- Release poster
- Directed by: Alejandro Hartmann
- Produced by: Ross M. Dinerstein Rebecca Evens
- Cinematography: Topher Osborn
- Edited by: James Cude
- Music by: Jimmy Stofer
- Production company: Campfire Studios
- Distributed by: Netflix
- Release date: October 7, 2024;
- Running time: 116 minutes
- Country: United States
- Language: English

= The Menendez Brothers (film) =

The Menendez Brothers is a 2024 American true crime documentary film directed by Alejandro Hartmann for the streaming company Netflix, in which brothers Lyle and Erik Menendez, who were convicted of the 1989 murders of their parents, are interviewed about the case.

== Synopsis ==
The documentary film tells the story of Lyle and Erik Menendez, who were convicted in 1996 for the murders of their parents on August 20, 1989. In the documentary, for the first time in about thirty years, the brothers themselves talk about what exactly happened and why they did it. The brothers do this through audio interviews from prison, where they are still incarcerated.

In addition to the brothers, others involved in the case speak in the film, including family, lawyers, jurors, reporting journalists, and the lead prosecutor Pamela Bozanich.

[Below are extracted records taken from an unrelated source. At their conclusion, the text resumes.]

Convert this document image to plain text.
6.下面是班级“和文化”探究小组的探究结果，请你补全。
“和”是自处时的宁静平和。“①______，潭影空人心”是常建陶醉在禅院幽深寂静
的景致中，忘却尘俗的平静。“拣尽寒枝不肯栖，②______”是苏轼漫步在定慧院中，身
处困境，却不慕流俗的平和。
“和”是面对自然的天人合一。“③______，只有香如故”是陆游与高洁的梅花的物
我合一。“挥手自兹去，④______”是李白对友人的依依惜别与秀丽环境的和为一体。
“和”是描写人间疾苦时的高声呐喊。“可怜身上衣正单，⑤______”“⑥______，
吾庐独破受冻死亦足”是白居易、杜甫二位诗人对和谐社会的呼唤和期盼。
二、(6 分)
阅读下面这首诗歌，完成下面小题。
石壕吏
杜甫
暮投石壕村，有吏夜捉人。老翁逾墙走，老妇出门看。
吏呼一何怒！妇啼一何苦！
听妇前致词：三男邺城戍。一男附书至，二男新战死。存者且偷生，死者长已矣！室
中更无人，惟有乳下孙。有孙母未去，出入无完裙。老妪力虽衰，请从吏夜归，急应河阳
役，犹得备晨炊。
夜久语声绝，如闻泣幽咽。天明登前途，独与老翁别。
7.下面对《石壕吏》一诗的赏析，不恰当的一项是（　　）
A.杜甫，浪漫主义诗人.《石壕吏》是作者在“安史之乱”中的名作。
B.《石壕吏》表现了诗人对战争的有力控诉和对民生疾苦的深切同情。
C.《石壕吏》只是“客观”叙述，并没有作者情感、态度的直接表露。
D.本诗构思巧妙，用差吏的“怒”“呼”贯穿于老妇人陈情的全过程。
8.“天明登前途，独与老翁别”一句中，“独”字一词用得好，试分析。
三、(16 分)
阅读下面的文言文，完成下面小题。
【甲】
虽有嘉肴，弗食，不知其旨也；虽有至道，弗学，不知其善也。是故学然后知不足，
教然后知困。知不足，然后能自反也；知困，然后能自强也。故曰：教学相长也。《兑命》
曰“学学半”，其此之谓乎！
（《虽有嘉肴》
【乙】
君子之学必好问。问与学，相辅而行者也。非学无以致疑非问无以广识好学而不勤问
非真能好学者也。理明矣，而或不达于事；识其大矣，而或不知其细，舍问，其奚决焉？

== Appearing in documentary ==
- Lyle and Erik Menendez, the brothers convicted in 1996 of murdering their parents.
- Diane Vander Molen, the Menendez brothers' cousin; who testified in their favor during the trial.
- Joan Vander Molen, the Menendez brothers' aunt; sister of Kitty.
- Pamela Bozanich, the lead prosecutor at the first trial of the Menendez brothers' case.
- Robert Rand, journalist who covered the trials for the Miami Herald; author of The Menendez Murders.
- Alan Abrahamson, journalist who covered the first trial for Los Angeles Times.
- Hazel Thornton, juror from the first trial; author of Hung Jury: The Diary of a Menendez Juror.
- Betty Oldfield, juror from the first trial.
- Andrew Wolfberg, juror from the second trial.
- Shelley Ross, former producer and executive of ABC News.
- Dr. Ann Burgess, researcher and Psychiatric Clinical Nurse Specialist who served as a defense expert in the first trial.
- Dr. William Vicary, defense expert and psychiatrist who evaluated and treated Erik.
- John Conte, defense expert and professor of social work who served in the Menendez brothers' trial.
- Stanley Goldman, veteran LA public defender.
- Cliff Gardner, appellate attorney to the Menendez brothers.

== Production ==
The documentary film was announced by streaming company Netflix at the end of September 2024, a few days after premiering the dramatization Monsters: The Lyle and Erik Menendez Story, a limited series in the Neflix Monster themed set of limited series of crime dramas, which is also based on the Menendez case and was also produced by Netflix. The documentary was directed by Alejandro Hartmann and produced by Ross M. Dinerstein and Rebecca Evans on behalf of the production company Campfire Studios. Lyle and Erik Menendez collaborated on the documentary from prison via extensive audio interviews.

== Release ==
On September 23, 2024, a trailer was released for the film, featuring segments from the documentary. The Menendez Brothers was released on Netflix on October 7, 2024. An accompanying podcast featuring interviews and conversations that were cut from the film was released on October 9, 2024.

== Reception ==
The documentary debuted as the most-watched film on Netflix worldwide, earning 22.7 million views (or 44.7 million hours viewed) in its first week.